На дорожку выпив по стакану лафита, разъехались, чтобы к оставленному не возвращаться, но довольно скоро, по настоянию Петрашевского, собрались еще раз, только уже не у Спешнева и без него. Петрашевский, казалось, думал, что все расстроилось по его вине, из-за выходки против Спешнева — тот обиделся, — и пытался исправить промашку, а быть может, искал случая помириться. Настроены все были довольно холодно, однако ж решили спросить Спешнева, не желает ли он участвовать в новой попытке. Выяснить это поручили дипломату Дебу.
В пятницу Михаил Васильевич отозвал Момбелли к себе в кабинет и протянул ему письмо — от Спешнева. В Коломну тот не приехал, но отписал, что, будучи с Петрашевским совсем противуположных мнений, не может с ним вместе быть ни в каком деле. А гг. Момбелли и Львова считает еще молодыми очень и, подтрунивая над их затеей с этой охотою за местами, желал молодым людям всяческого счастья.
— Сколько ему самому лет? — вспыхнул задетый насмешкой Момбелли.
— А вам сколько? — вопросом отвечал Петрашевский.
— Нам со Львовым по двадцать пять!
— Нам со Спешневым на два годка поболе…
От предложения Спешнев, само собою, отказывался, добавляя, что связан другими условиями, более положительными.
— Ну прямо ребенок какой-то в свои двадцать семь! — сокрушался, пряча письмо, Петрашевский. — Всегда хочет казаться не тем, кто есть!
Другая возможность
Петрашевский мог сокрушаться, сколько душе угодно.
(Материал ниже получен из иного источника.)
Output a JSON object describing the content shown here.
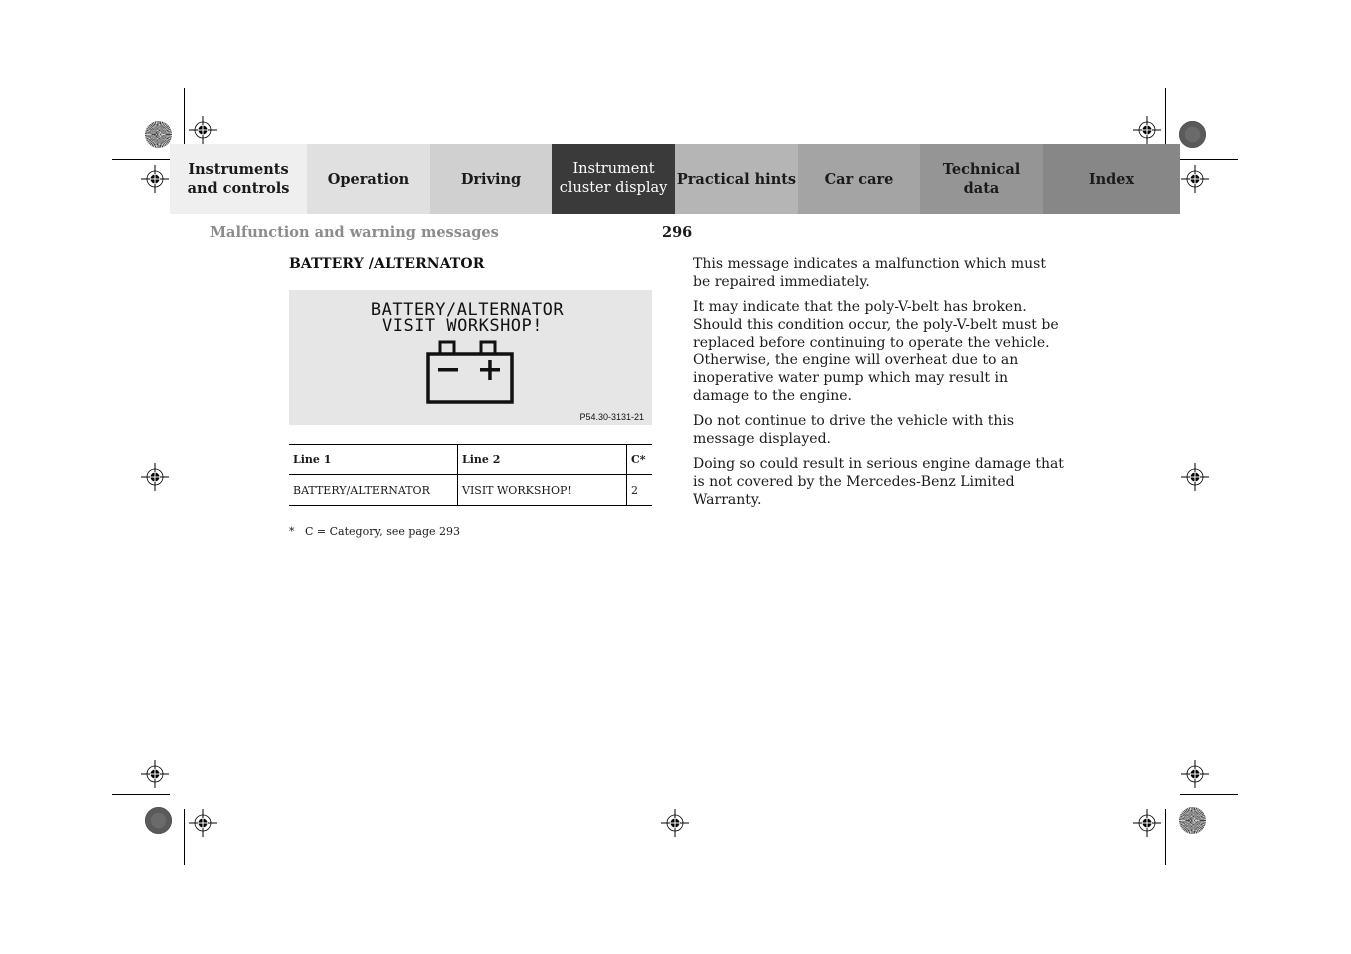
{
  "nav_tabs": [
    {
      "label": "Instruments\nand controls",
      "line1": "Instruments",
      "line2": "and controls",
      "active": false
    },
    {
      "label": "Operation",
      "line1": "Operation",
      "line2": "",
      "active": false
    },
    {
      "label": "Driving",
      "line1": "Driving",
      "line2": "",
      "active": false
    },
    {
      "label": "Instrument\ncluster display",
      "line1": "Instrument",
      "line2": "cluster display",
      "active": true
    },
    {
      "label": "Practical hints",
      "line1": "Practical hints",
      "line2": "",
      "active": false
    },
    {
      "label": "Car care",
      "line1": "Car care",
      "line2": "",
      "active": false
    },
    {
      "label": "Technical\ndata",
      "line1": "Technical",
      "line2": "data",
      "active": false
    },
    {
      "label": "Index",
      "line1": "Index",
      "line2": "",
      "active": false
    }
  ],
  "header": {
    "section_title": "Malfunction and warning messages",
    "page_number": "296"
  },
  "content": {
    "heading": "BATTERY /ALTERNATOR",
    "display_illustration": {
      "line1": "BATTERY/ALTERNATOR",
      "line2": "VISIT WORKSHOP!",
      "icon": "battery-icon",
      "figure_code": "P54.30-3131-21"
    },
    "message_table": {
      "headers": [
        "Line 1",
        "Line 2",
        "C*"
      ],
      "rows": [
        [
          "BATTERY/ALTERNATOR",
          "VISIT WORKSHOP!",
          "2"
        ]
      ]
    },
    "footnote": {
      "marker": "*",
      "text": "C = Category, see page 293"
    },
    "paragraphs": [
      "This message indicates a malfunction which must be repaired immediately.",
      "It may indicate that the poly-V-belt has broken. Should this condition occur, the poly-V-belt must be replaced before continuing to operate the vehicle. Otherwise, the engine will overheat due to an inoperative water pump which may result in damage to the engine.",
      "Do not continue to drive the vehicle with this message displayed.",
      "Doing so could result in serious engine damage that is not covered by the Mercedes-Benz Limited Warranty."
    ]
  },
  "colors": {
    "active_tab_bg": "#3a3a3a",
    "section_title": "#8c8c8c",
    "display_bg": "#e6e6e6"
  }
}
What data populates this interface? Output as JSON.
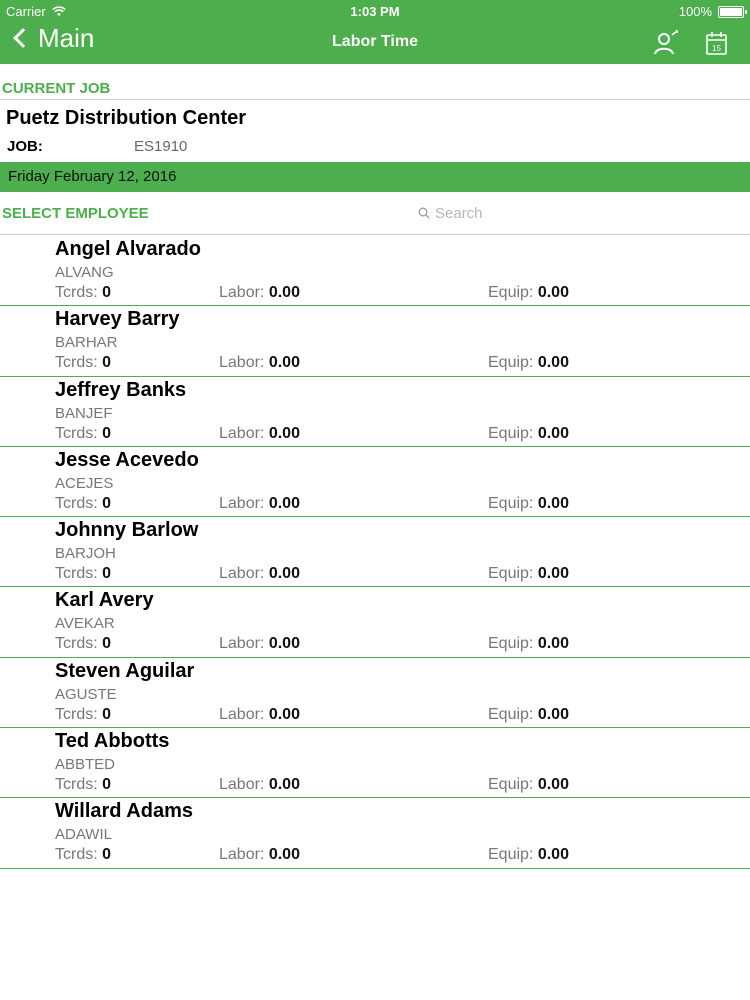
{
  "status_bar": {
    "carrier": "Carrier",
    "time": "1:03 PM",
    "battery": "100%"
  },
  "nav": {
    "back_label": "Main",
    "title": "Labor Time"
  },
  "current_job": {
    "section_label": "CURRENT JOB",
    "name": "Puetz Distribution Center",
    "job_key": "JOB:",
    "job_value": "ES1910"
  },
  "date": "Friday February 12, 2016",
  "select_employee": {
    "label": "SELECT EMPLOYEE",
    "search_placeholder": "Search"
  },
  "calendar_day": "15",
  "labels": {
    "tcrds": "Tcrds:",
    "labor": "Labor:",
    "equip": "Equip:"
  },
  "colors": {
    "accent": "#4cae4c"
  },
  "employees": [
    {
      "name": "Angel Alvarado",
      "code": "ALVANG",
      "tcrds": "0",
      "labor": "0.00",
      "equip": "0.00"
    },
    {
      "name": "Harvey Barry",
      "code": "BARHAR",
      "tcrds": "0",
      "labor": "0.00",
      "equip": "0.00"
    },
    {
      "name": "Jeffrey Banks",
      "code": "BANJEF",
      "tcrds": "0",
      "labor": "0.00",
      "equip": "0.00"
    },
    {
      "name": "Jesse Acevedo",
      "code": "ACEJES",
      "tcrds": "0",
      "labor": "0.00",
      "equip": "0.00"
    },
    {
      "name": "Johnny Barlow",
      "code": "BARJOH",
      "tcrds": "0",
      "labor": "0.00",
      "equip": "0.00"
    },
    {
      "name": "Karl Avery",
      "code": "AVEKAR",
      "tcrds": "0",
      "labor": "0.00",
      "equip": "0.00"
    },
    {
      "name": "Steven Aguilar",
      "code": "AGUSTE",
      "tcrds": "0",
      "labor": "0.00",
      "equip": "0.00"
    },
    {
      "name": "Ted Abbotts",
      "code": "ABBTED",
      "tcrds": "0",
      "labor": "0.00",
      "equip": "0.00"
    },
    {
      "name": "Willard Adams",
      "code": "ADAWIL",
      "tcrds": "0",
      "labor": "0.00",
      "equip": "0.00"
    }
  ]
}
Как он ни сокрушался, какие выпады ни допускал противу Спешнева: сумасбродство, ребяческая кичливость, больное самолюбие! — того звали всюду. Желанным гостем сделался, к примеру, у Николеньки Кашкина, недавнего лицеиста, который Петрашевского не знал, но у которого тоже собирались потолковать о философии и фурьеризме друзья — и бывавший в Коломне студент Ханыков, и братья Дебу. И Достоевский с Плещеевым предлагали встречаться не у Петрашевского; там скучно, мол, ни о чем, кроме как об ученых предметах, не говорят, много людей незнакомых, страшно слово сказать. В этом-то, пожалуй, и заключалось главное, а не в том, что выставил за причину Сергей Дуров; после нескольких встреч у Плещеева перебрались к нему, и в первый же вечер Момбелли, поручик, помянул о Петрашевском: не пригласить ли. Сергей Дуров воспротивился:
— Петрашевский как бык. Уперся в философию и политику, изящных искусств не понимает и будет только наши вечера портить.
Сходки, в самом деле, начались с литераторов. Братья Достоевские, Пальм, поэты Плещеев и Дуров задумали сборник и сами составили редакцию. Обсуждали рукописи у Дурова и Пальма на Гороховой, за Семеновским мостом; те жили вместе с приятелем, музыкантом. Незаметно обсуждения превратились в литературные вечера с музыкою, в складчину — на закуску там, на ужины и для нанятия фортепьяно.
Правда, в первый же вечер Момбелли попытался прочесть по бумажке о том, что необходимо для людей передовых понятий делиться мыслями; но при этом соблюдать осторожность, не разглашать о собраниях и не звать посторонних. За страсть к таинственности поручика дружно высмеяли и, не дав досказать, прервали музыкою, так что он сам изорвал свой листок и, покраснев, рассмеялся. Спешнев заключил из этого про себя, что пылкий поручик не оставил мечтаний о «братстве», все нянчится со своими химерами.